The American empire, like all others before it, is doomed to fall. Acknowledgment of that fate was implicit in Dr. Franklin's warning that the democratic republic he helped form would endure only "if you can keep it." The founders divorced their new republic from the British empire and did not aspire to empire for themselves or their progeny. It is we, the people, who have failed to keep what we were given.
What course is open to us now? Chris Hedges, one of the few keepers of contemporary history who fully understands what we have done to ourselves, prescribes a course of growing civil disobedience. To follow this course we must be prepared, like Ghandi and King, to suffer incarceration, abuse and pain. But few of America's vast and privileged middle class are willing to endure such sufferings even if to restore democracy, even as their "class" disappears around them.
We live under an iron fist of little minds and great wealth. Edmund Burke warned Britannia that "great empire and little minds go ill together." In our conduct of public affairs, we Americans pay no mind to history. And so, as Bernard De Voto observed three quarters of a century ago, "American empire careens toward its unpredicted end."
The question, I guess, is, will the people of these United States take a hand in their own fate? And, if so, how will they go about it? When will they begin to assert themselves? What remains in their power to turn the course of the ship of state?
First, of course, there must be an awakening to what has already happened. The last great empire to fall, the Soviet Union, imploded when people under its yoke began to learn the truth about the modern world and reacted to it. We as a people have had constant access to truth and turned our backs to it. One important example: we have been shown the evidence that government alone can assure adequate health care for all of its citizens, yet collectively we choose to believe in death panels and an ogre called "socialized medicine" -- and to just let our fellow citizens die.
Corporations wealthy beyond the wildest dreams of Midas or Khan, and controlled by a relative handful of oligarchs, have revised the vocabulary of public discourse to the extent that we no longer speak plain English to or about one another. They own our fate because they own not just every aspect of our government but the very ways in which we communicate with one another.
Even if we, as a people, understood and renounced this; even if we, as a people, achieved a common will to overthrow the corporatocracy that oppresses us, how would we go about it? Has any peoples' revolution in history confronted such enormous wealth and power?
We, the people, have plenty of guns. But could an armed revolution succeed in today's United States any better than, say, the Hungarian revolution of 1956 against the might of the Soviet empire? Obviously not. Glocks with big magazines can kill our fellow citizens, but will not fell Exxon Mobile or Goldman Sachs.

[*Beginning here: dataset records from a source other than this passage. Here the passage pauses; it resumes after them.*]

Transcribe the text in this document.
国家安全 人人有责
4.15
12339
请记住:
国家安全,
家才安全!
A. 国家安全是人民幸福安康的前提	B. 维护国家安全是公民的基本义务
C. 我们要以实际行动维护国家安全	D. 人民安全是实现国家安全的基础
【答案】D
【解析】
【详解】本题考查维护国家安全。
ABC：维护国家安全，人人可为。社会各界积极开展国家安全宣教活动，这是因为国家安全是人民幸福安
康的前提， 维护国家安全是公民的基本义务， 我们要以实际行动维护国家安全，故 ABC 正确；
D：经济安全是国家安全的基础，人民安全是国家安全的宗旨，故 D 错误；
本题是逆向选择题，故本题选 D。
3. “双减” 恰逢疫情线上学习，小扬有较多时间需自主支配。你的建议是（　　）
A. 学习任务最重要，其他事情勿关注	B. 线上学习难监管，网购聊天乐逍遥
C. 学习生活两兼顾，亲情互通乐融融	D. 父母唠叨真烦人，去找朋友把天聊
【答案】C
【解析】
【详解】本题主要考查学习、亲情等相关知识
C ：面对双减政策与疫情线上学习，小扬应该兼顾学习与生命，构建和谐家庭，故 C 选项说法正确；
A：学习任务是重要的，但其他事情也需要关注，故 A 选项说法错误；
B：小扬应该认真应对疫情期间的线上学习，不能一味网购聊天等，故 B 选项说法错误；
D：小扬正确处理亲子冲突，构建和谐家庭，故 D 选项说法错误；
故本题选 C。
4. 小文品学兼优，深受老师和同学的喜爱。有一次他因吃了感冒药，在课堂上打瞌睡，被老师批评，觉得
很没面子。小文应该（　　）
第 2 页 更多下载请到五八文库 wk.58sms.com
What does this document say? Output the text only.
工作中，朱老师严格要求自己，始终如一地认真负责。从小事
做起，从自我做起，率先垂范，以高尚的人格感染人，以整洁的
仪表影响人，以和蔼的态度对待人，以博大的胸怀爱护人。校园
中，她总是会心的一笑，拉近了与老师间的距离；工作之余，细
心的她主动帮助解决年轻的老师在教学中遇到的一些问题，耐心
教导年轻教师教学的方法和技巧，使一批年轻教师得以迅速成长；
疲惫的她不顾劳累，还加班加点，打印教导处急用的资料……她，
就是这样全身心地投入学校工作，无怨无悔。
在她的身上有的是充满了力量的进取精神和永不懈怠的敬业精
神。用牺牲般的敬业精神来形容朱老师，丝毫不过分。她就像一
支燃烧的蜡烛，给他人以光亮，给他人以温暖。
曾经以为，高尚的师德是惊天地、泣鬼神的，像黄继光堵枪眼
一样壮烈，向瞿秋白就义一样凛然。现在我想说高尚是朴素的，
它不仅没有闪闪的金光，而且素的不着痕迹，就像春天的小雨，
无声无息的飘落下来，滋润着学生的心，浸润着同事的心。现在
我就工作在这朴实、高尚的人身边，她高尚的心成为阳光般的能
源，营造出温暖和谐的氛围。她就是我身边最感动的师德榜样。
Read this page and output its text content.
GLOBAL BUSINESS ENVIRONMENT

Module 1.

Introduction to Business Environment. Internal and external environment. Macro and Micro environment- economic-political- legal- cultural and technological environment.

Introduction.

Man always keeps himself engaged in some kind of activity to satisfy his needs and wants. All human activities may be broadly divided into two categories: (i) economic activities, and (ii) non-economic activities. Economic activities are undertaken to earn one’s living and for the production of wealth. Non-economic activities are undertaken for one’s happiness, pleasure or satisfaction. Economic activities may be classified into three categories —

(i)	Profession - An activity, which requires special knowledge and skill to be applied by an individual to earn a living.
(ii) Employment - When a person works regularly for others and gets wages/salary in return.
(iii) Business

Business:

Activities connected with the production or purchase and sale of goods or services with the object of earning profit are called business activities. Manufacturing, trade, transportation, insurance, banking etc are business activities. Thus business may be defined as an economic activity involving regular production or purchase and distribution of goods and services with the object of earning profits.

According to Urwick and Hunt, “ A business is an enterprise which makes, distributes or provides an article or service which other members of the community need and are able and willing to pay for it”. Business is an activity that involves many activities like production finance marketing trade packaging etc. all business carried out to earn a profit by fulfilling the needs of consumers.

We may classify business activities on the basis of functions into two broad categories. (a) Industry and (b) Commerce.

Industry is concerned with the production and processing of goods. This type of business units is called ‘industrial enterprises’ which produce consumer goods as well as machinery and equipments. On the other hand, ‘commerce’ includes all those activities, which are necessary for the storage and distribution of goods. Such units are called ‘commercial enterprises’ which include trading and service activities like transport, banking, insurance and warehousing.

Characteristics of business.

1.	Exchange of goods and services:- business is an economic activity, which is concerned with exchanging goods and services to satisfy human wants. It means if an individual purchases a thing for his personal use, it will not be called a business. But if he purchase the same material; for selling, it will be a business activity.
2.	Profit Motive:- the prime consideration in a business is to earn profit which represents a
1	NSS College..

Millions of Americans who want and need to work are jobless. Millions of baby boomers, when they reach retirement age, will have no social safety net to sustain them. Social Security, Medicare and Medicaid will vanish under the weight of a debt created by the empire's endless pursuit of war, mindlessly funded by a congress owned by the military-industrial corporatocracy.
Impoverished, lacking adequate medical care, ill-educated, self-deluded, short sighted, small-minded, blinded by prejudice and oppressed by oligarchy, how can a people rise up and take control of its own destiny?
Oligarchies, like kingdoms, may indeed be clay, as Antony remarked to Cleopatra. But this empire will not melt into the Tiber, nor will its wide arch of ranged empire simply fall.
It will be conquered by another, stronger, smarter empire, not by force of arms, but by force of economics. Or it will be toppled by its own people in a tsunami of return to self-governance.
But are the American people capable of that?